Com a economia a ter um crescimento miserável, não se vislumbra qualquer hipótese de que o galopante endividamento, estatal e privado, venha a ter condições para ser honrado. Resultado, o tal milagroso consumo está a levar a economia mais para o fundo, ao contrário das teorias oficiais. Um veneno, como alguém lhe chamou. O investimento, por seu lado, é o mais baixo de todos os dos nossos parceiros, e 25% menos que o médio da UE.
Auxiliado pelo turismo, pelo crescimento dos clientes externos, pelo trabalho dos exportadores, o país, na mão da geringonça, não avançou um milímetro em termos económicos.
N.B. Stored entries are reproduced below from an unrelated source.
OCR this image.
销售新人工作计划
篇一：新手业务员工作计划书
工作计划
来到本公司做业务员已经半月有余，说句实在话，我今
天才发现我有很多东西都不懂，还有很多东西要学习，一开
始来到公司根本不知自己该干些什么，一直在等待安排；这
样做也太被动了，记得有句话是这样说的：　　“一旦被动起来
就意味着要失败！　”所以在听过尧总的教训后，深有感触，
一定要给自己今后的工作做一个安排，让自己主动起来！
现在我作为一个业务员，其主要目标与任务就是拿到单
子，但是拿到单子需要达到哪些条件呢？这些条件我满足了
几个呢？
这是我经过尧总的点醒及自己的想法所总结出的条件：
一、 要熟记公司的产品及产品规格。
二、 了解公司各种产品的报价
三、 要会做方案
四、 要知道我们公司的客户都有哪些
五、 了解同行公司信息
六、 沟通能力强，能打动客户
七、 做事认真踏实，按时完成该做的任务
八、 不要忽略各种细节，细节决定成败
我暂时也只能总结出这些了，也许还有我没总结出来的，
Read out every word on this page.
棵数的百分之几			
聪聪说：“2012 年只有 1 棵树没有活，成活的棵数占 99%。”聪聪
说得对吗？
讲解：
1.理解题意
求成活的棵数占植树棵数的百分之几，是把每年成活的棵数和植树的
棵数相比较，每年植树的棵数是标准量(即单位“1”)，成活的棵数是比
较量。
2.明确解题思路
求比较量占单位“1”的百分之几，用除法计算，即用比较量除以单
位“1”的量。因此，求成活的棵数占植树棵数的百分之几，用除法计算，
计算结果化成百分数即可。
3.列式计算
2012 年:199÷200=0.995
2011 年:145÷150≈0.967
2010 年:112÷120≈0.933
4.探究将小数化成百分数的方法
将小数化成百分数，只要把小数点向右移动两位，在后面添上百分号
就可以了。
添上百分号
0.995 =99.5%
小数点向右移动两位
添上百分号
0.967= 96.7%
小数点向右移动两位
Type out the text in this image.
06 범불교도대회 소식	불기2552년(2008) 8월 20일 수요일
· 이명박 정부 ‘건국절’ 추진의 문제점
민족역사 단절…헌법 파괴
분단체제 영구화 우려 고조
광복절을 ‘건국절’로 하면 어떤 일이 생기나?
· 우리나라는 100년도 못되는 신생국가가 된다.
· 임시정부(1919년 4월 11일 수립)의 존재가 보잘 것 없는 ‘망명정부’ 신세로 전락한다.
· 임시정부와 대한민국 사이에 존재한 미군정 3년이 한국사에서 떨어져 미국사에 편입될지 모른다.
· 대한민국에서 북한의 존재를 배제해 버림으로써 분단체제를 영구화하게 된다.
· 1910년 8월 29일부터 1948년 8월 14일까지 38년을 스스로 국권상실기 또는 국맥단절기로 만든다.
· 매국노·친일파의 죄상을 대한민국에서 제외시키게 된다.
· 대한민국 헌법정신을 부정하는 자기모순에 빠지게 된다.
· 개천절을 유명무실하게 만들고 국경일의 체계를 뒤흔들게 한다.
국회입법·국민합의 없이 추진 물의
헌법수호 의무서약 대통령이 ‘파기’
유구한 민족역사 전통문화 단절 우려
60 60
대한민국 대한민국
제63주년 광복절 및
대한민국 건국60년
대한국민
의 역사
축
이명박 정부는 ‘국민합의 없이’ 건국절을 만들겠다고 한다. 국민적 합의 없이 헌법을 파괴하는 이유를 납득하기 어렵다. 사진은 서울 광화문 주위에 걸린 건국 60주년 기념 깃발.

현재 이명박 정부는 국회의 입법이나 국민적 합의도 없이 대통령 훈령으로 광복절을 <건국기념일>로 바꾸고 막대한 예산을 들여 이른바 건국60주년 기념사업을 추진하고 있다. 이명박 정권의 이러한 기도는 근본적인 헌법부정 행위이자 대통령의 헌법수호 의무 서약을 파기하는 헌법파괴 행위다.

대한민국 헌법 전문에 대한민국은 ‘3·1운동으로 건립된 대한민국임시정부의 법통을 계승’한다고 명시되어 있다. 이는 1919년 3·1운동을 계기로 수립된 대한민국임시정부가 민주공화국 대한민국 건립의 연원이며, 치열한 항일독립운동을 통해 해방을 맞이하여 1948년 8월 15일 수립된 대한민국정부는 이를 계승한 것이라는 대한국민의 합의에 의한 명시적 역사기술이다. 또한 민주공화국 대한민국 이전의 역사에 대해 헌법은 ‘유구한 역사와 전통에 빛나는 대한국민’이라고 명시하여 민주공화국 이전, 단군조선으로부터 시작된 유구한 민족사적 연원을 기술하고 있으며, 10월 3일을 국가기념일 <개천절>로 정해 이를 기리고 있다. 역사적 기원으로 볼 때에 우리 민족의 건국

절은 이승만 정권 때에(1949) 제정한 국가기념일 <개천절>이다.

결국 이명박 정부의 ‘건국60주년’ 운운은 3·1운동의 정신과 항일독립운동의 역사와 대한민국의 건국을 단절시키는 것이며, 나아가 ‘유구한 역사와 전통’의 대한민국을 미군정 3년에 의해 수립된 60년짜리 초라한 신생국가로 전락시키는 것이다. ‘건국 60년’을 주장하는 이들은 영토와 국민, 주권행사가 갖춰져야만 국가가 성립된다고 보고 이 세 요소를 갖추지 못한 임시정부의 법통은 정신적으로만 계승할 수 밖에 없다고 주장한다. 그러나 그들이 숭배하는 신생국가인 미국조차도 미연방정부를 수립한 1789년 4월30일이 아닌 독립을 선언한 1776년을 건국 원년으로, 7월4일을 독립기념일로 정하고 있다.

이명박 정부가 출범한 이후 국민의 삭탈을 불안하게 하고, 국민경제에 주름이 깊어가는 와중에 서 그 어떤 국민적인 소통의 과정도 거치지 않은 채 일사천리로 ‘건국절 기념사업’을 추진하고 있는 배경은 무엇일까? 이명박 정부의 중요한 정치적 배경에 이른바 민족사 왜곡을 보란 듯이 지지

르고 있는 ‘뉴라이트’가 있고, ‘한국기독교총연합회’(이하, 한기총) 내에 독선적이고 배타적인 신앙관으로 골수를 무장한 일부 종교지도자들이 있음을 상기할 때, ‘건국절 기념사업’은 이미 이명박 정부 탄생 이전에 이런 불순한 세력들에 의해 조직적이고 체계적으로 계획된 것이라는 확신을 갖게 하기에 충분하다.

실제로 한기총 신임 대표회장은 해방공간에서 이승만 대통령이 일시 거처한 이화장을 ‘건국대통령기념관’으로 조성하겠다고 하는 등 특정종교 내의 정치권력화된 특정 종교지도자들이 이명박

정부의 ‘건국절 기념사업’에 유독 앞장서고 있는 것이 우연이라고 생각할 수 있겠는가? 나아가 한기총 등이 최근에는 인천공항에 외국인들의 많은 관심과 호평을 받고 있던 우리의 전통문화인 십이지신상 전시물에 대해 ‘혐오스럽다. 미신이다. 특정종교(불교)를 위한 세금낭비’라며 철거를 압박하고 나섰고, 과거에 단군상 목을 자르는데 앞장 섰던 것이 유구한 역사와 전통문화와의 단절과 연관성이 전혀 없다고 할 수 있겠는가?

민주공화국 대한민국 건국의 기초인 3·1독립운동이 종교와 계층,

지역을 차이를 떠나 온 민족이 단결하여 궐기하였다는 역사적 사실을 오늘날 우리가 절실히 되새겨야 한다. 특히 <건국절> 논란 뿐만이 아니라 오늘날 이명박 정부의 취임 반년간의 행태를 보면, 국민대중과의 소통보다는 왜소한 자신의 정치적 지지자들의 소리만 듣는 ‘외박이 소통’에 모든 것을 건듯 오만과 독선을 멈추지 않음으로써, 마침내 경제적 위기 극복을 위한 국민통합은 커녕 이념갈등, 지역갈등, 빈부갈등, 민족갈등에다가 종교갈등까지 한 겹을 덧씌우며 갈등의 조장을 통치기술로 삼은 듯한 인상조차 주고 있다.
Isto, ao mesmo tempo que as condições externas se agravam e os serviços públicos sossobram. A educação num evidente caos, a saúde, crivada de dívidas, mete água por todas as frinchas e tem menos investimento que no mais negro tempo da terrível troica, para só citar dois exemplos.
O emprego subiu mais que o crescimento, o que quer dizer que perdeu competitividade e que os salários baixaram.
Tudo isto, está, ou devia estar, debaixo do nariz de toda a gente. Mas as mentiras da geringonça continuam a ser repetidas, ao ponto de haver muito quem nelas acredite.
É o que acontece, sem excepção, nos países governados pela esquerda. Até que o dinheiro se acabe outra vez. Diz-se que o Centeno já deu por isso, mas parece que vale mais aldrabar do que assumir.